Understanding the release and testing options available to you is critical to selecting the right deployment option. Given the mobile development and release tools available and the deployment options offered by each app store, you have two options:
Internal Continuous Deployment
In this case, deployment software is configured so that everyone from your team or company receives instant updates on the latest app versions once the tests have passed and a new app build is provided by the distribution software. Depending on the company size, the app will be used by hundreds or thousands of colleagues that can and should provide feedback about the current state of the app. This is doable without any involvement by Apple or Google, giving your development team full control.
External Continuous Deployment
With this option, your team can either use its own mobile distribution infrastructure or extend the ones used by Apple and Google. Choosing the former requires that you invite existing customers to your distribution system to deliver your new app build – which can be streamlined by software like Testflight, AppCenter or Firebase – or tap into a community of crowdsourced testers, where testers’ own devices can be added to the distribution list. This is the ideal method, as you can deploy to real customers and testers without use of the App Store submission process.
For an Android app, you can make use of the Google Play Store distribution infrastructure which provides both alpha and beta testing channels. This allows you to publish in the alpha channel for up to 100 internal or external customers or testers, based on their email addresses. The beta channel does not set a limit on the number of testers you can engage and lets you decide whether to make it publicly available or by invite only. Both alpha and beta channels can be configured for continuous deployment. For iOS apps, there is no such way to establish an alpha or beta release of your apps. Apple is providing a phased rollout that can be used to slowly release a new version to your customers and to track the usage and feedback from users.
Once your external deployment and customer feedback are satisfactory, the mobile development team can submit the new app version to the app stores. Then the team can decide whether they want to use a phased rollout or not.
So which deployment is right for your organization?
Continuous deployment of mobile apps doesn’t come free. There is no single solution that fits to everybody.
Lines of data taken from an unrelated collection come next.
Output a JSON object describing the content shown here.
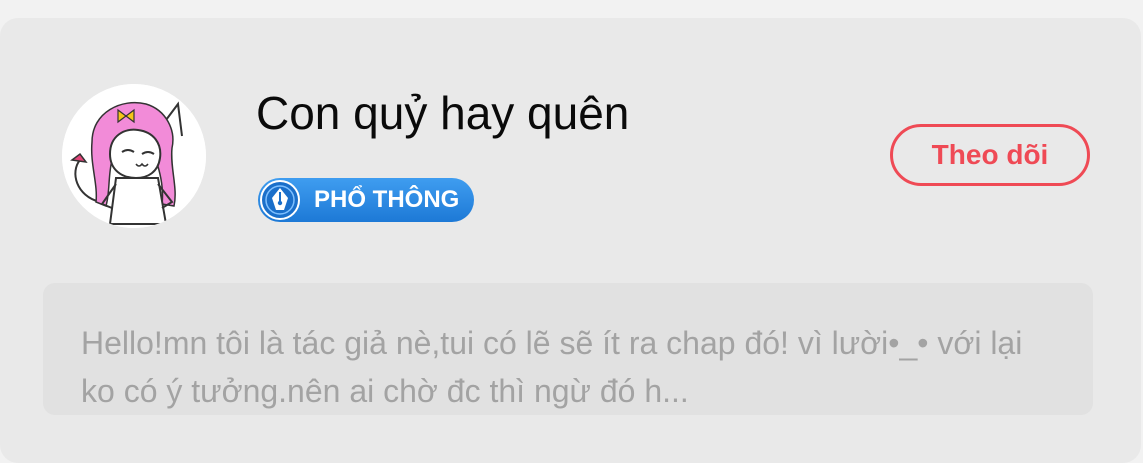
{
  "author": {
    "name": "Con quỷ hay quên",
    "avatar_icon": "chibi-pink-hair-cat-avatar"
  },
  "badge": {
    "label": "PHỔ THÔNG",
    "icon": "fountain-pen-nib-icon",
    "color": "#2a86e0"
  },
  "follow": {
    "label": "Theo dõi",
    "color": "#ef4a55"
  },
  "bio": {
    "text": "Hello!mn tôi là tác giả nè,tui có lẽ sẽ ít ra chap đó! vì lười•_• với lại ko có ý tưởng.nên ai chờ đc thì ngừ đó h..."
  }
}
A CI/ CD pipeline is something unique for each company and requires time and money to set up.
As a first starting point you should check if you have the required skills and technical setup in your team to introduce a continuous deployment process.
If the knowledge and the technical environment are both ready for CI/CD it’s time for you and your team to decide which of the mentioned approaches fit best to you.
Make sure to find answers to some of the following questions, to find the right deployment method:
- Do you have the required skills in your company to setup a deployment pipeline?
- Do you have an existing deployment infrastructure that you can re-use?
- Are you able to connect your internal systems with external providers?
- To whom you want to deploy alpha and beta builds?